Amphiphilic molecules have better cell penetration properties. Interactions between novel amphiphilic amino methyl coumarin with DPPC/DPPS liposomes were investigated by combining experimental (zeta potential, fluorescence spectroscopy, DSC) and theoretical MD simulations studies. Alkyl chains comprising of 5, 9 and 12 carbon atoms were conjugated to amino methyl coumarin via single step process. Our results indicate that C5 and C12 associate with lipid membrane via flip-flop mechanism. At higher concentrations, C5 aggregate resulting in continuous insertion and ejection from the outer leaflet of the lipid bilayer causing thinning of the membrane. On the contrary, C12 lacked the ejection-reinsertion behavior suggesting they were associated with the inner leaflet of the bilayer and flip-flop occurred between the outer and inner leaflets resulting in membrane destabilization.
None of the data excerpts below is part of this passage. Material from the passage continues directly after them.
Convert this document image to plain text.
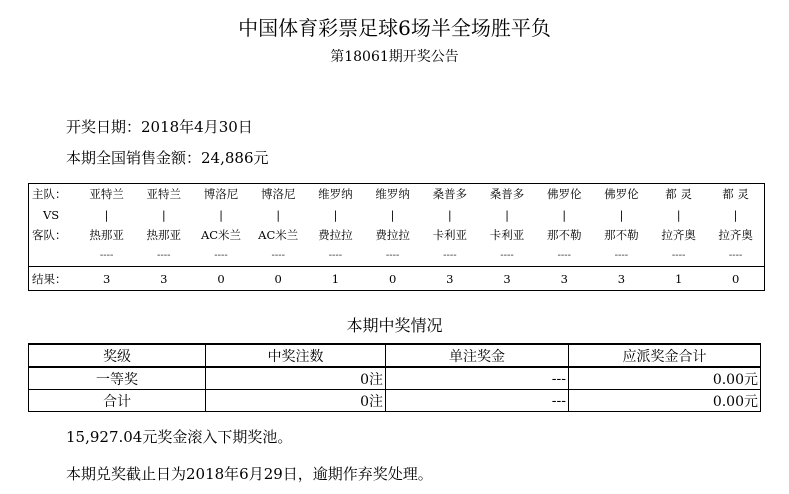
中国体育彩票足球6场半全场胜平负
第18061期开奖公告
开奖日期：2018年4月30日
本期全国销售金额：24,886元
主队：	亚特兰	亚特兰	博洛尼	博洛尼	维罗纳	维罗纳	桑普多	桑普多	佛罗伦	佛罗伦	都 灵	都 灵
VS	|	|	|	|	|	|	|	|	|	|	|	|
客队：	热那亚	热那亚	AC米兰	AC米兰	费拉拉	费拉拉	卡利亚	卡利亚	那不勒	那不勒	拉齐奥	拉齐奥
	----	----	----	----	----	----	----	----	----	----	----	----
结果：	3	3	0	0	1	0	3	3	3	3	1	0
本期中奖情况
奖级	中奖注数	单注奖金	应派奖金合计
一等奖	0注	---	0.00元
合计	0注	---	0.00元
15,927.04元奖金滚入下期奖池。
本期兑奖截止日为2018年6月29日，逾期作弃奖处理。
This was further confirmed by the DSC studies that showed disappreance of phase separation and a well-mixed lipid system in the bilayer with subsequent annealing. The presence of broader transition peak also indicated increased melting cooperativity or associated with increased number of lipid molecules. The efficacy of C12 coumarin for potential biomedical applications were further demonstrated via preliminary cellular uptake, toxicity and photodynamic activity in cancer cells.